Open the “Tools” -> “Options” menu, click on the Profiler tab, add a new configuration, select the Profiler Memory, and make sure to check “Record allocations stack traces”.
Check the “Settings” checkbox and modify the preset configuration under the Memory Settings tab.
Click the “Memory” button to start analyzing the memory.
Let the program run for a while to collect enough information about object allocation.
Click the “Snapshot” button below to obtain the collected snapshot information.

After completing the above steps, you will get information similar to this:

The image above is sorted by the number of objects created for each class. By looking at the first row, you can see that the most created objects are int[] arrays. Right-clicking on this row will show where these objects are created:

Compared to hprof, JVisualVM is easier to use – for example, in the screenshot above, you can see all the allocation information for int[] arrays in one place, making it easy to detect cases where multiple allocations are done in the same code location.

AProf #

AProf is an important analyzer developed by Devexperts. The memory allocation analyzer AProf is also packaged as a Java agent.

To analyze an application using AProf, you need to modify the JVM startup script, like this:

java -javaagent:/path-to/aprof.jar com.yourcompany.YourApplication

After restarting the application, an aprof.txt file will be generated in the working directory. This file is updated every minute and contains information like this:

 ========================================================================================================================
 TOTAL allocation dump for 91,289 ms (0h01m31s)
 Allocated 1,769,670,584 bytes in 24,868,088 objects of 425 classes in 2,127 locations
 ========================================================================================================================

 Top allocation-inducing locations with the data types allocated from them
 ------------------------------------------------------------------------------------------------------------------------
 eu.plumbr.demo.largeheap.ManyTargetsGarbageProducer.newRandomClassObject: 1,423,675,776 (80.44%) bytes in 17,113,721 (68.81%) objects (avg size 83 bytes)
  int[]: 711,322,976 (40.19%) bytes in 1,709,911 (6.87%) objects (avg size 416 bytes)
  char[]: 369,550,816 (20.88%) bytes in 5,132,759 (20.63%) objects (avg size 72 bytes)
  java.lang.reflect.Constructor: 136,800,000 (7.73%) bytes in 1,710,000 (6.87%) objects (avg size 80 bytes)
  java.lang.Object[]: 41,079,872 (2.32%) bytes in 1,710,712 (6.87%) objects (avg size 24 bytes)
  java.lang.String: 41,063,496 (2.32%) bytes in 1,710,979 (6.88%) objects (avg size 24 bytes)
  java.util.ArrayList: 41,050,680 (2.31%) bytes in 1,710,445 (6.87%) objects (avg size 24 bytes)
           ... cut for brevity ...

The above output is sorted by size. As you can see, 80.44% of the bytes and 68.81% of the objects are allocated in the ManyTargetsGarbageProducer.newRandomClassObject() method. Among them, int[] arrays occupy the largest memory size at 40.19%.

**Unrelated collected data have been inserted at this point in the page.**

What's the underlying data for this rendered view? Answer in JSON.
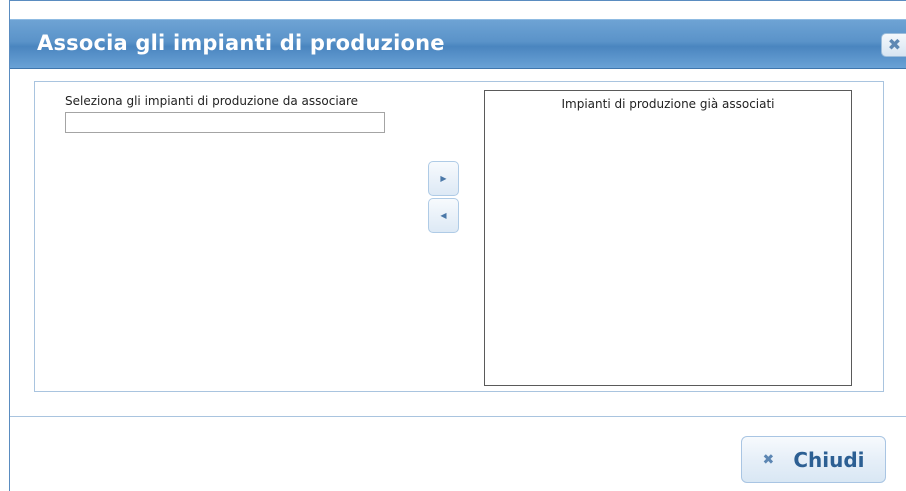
{
  "dialog": {
    "title": "Associa gli impianti di produzione",
    "close_icon": "close-icon",
    "close_glyph": "✖"
  },
  "left": {
    "label": "Seleziona gli impianti di produzione da associare",
    "input_value": "",
    "input_placeholder": ""
  },
  "transfer": {
    "add_icon": "triangle-right-icon",
    "add_glyph": "▶",
    "remove_icon": "triangle-left-icon",
    "remove_glyph": "◀"
  },
  "right": {
    "label": "Impianti di produzione già associati"
  },
  "footer": {
    "close_label": "Chiudi",
    "close_icon": "close-icon",
    "close_glyph": "✖"
  },
  "colors": {
    "title_bar": "#5a93c9",
    "title_text": "#ffffff",
    "border": "#a9c4df",
    "button_text": "#2c5f93"
  }
}
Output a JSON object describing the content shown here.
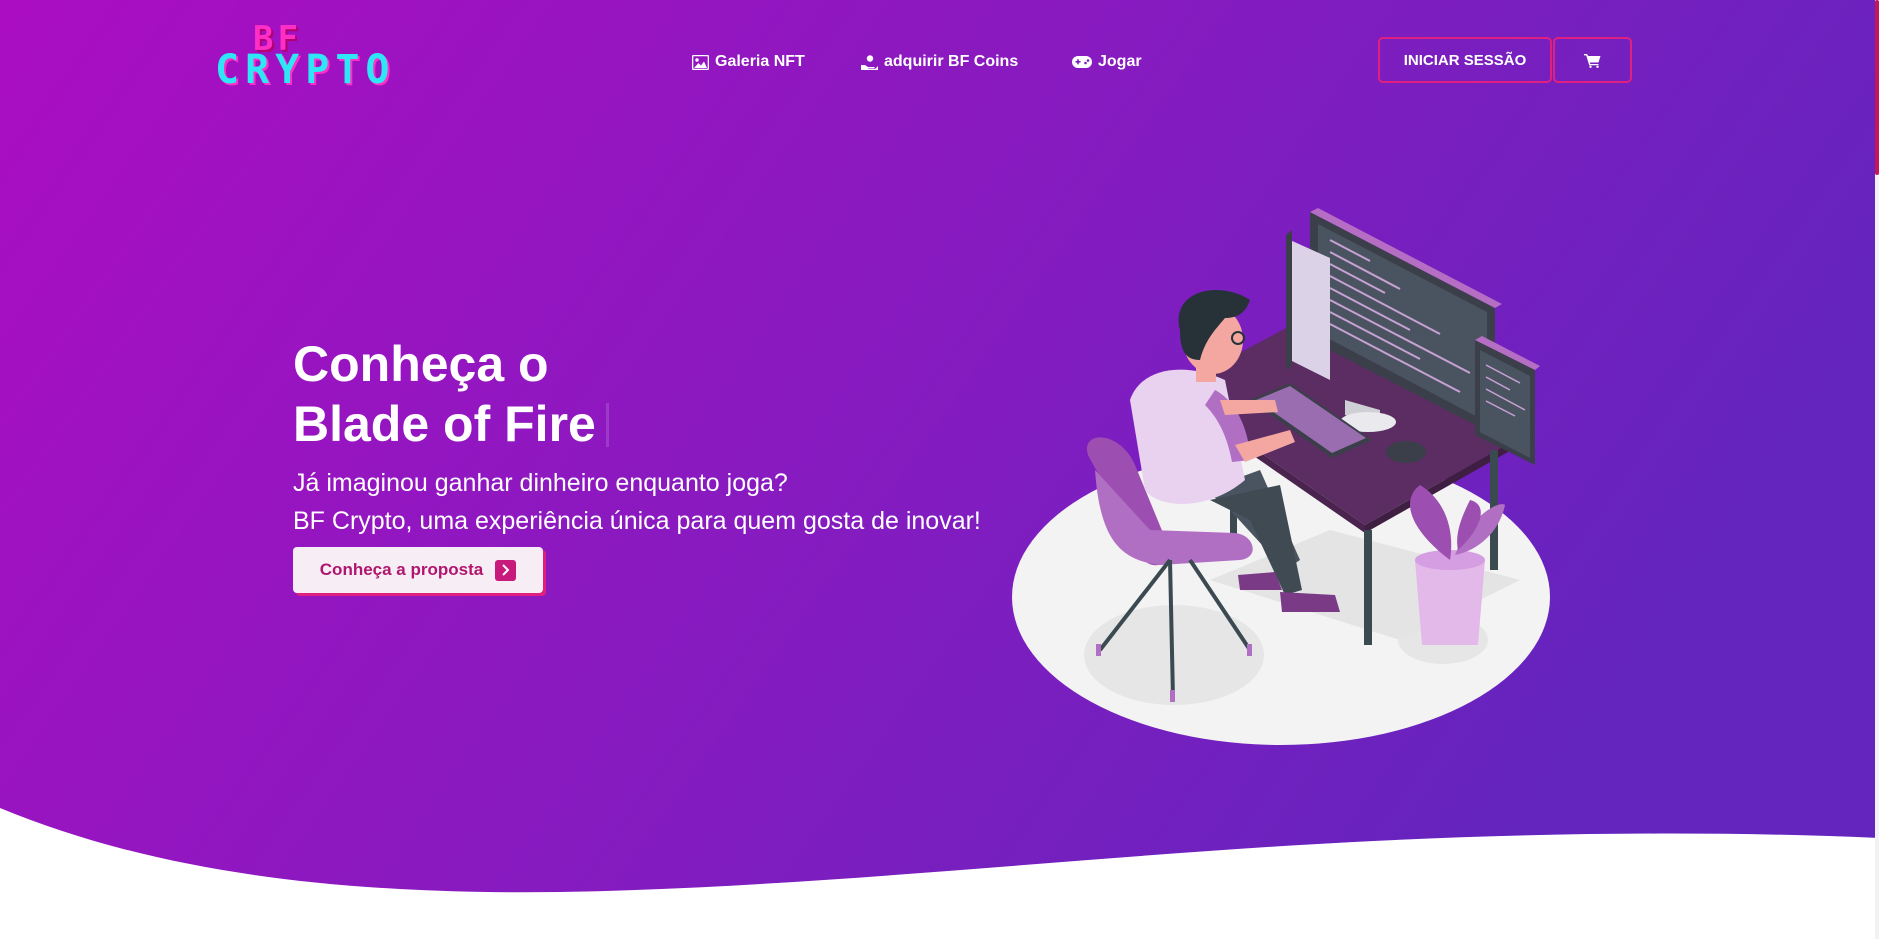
{
  "header": {
    "logo_line1": "BF",
    "logo_line2": "CRYPTO",
    "nav": [
      {
        "label": "Galeria NFT",
        "icon": "image-icon"
      },
      {
        "label": "adquirir BF Coins",
        "icon": "hand-coin-icon"
      },
      {
        "label": "Jogar",
        "icon": "gamepad-icon"
      }
    ],
    "login_label": "INICIAR SESSÃO",
    "cart_icon": "cart-icon"
  },
  "hero": {
    "title_line1": "Conheça o",
    "title_line2": "Blade of Fire",
    "subtitle_line1": "Já imaginou ganhar dinheiro enquanto joga?",
    "subtitle_line2": "BF Crypto, uma experiência única para quem gosta de inovar!",
    "cta_label": "Conheça a proposta",
    "cta_icon": "chevron-right-icon"
  },
  "colors": {
    "gradient_left": "#ab0dc2",
    "gradient_right": "#6424be",
    "accent": "#e0207e",
    "logo_pink": "#ff2ec4",
    "logo_cyan": "#2ee6f6"
  }
}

Scrolling down, you will find the allocation traces sorted by allocation size:

 Top allocated data types with reverse location traces
 ------------------------------------------------------------------------------------------------------------------------
 int[]: 725,306,304 (40.98%) bytes in 1,954,234 (7.85%) objects (avg size 371 bytes)
  eu.plumbr.demo.largeheap.ClonableClass0006.: 38,357,696 (2.16%) bytes in 92,206 (0.37%) objects (avg size 416 bytes)
   java.lang.reflect.Constructor.newInstance: 38,357,696 (2.16%) bytes in 92,206 (0.37%) objects (avg size 416 bytes)
    eu.plumbr.demo.largeheap.ManyTargetsGarbageProducer.newRandomClassObject: 38,357,280 (2.16%) bytes in 92,205 (0.37%) objects (avg size 416 bytes)
    java.lang.reflect.Constructor.newInstance: 416 (0.00%) bytes in 1 (0.00%) objects (avg size 416 bytes)
 ... cut for brevity ...

You can see that int[] arrays allocation continues to grow in the ClonableClass0006 constructor.

Like other tools, AProf reveals the allocation size and location information, making it easy to find the most memory-consuming parts.

In our opinion, AProf is a very useful allocation analyzer because it focuses only on memory allocation and does it well. Additionally, this tool is open source, free, and requires minimal resources.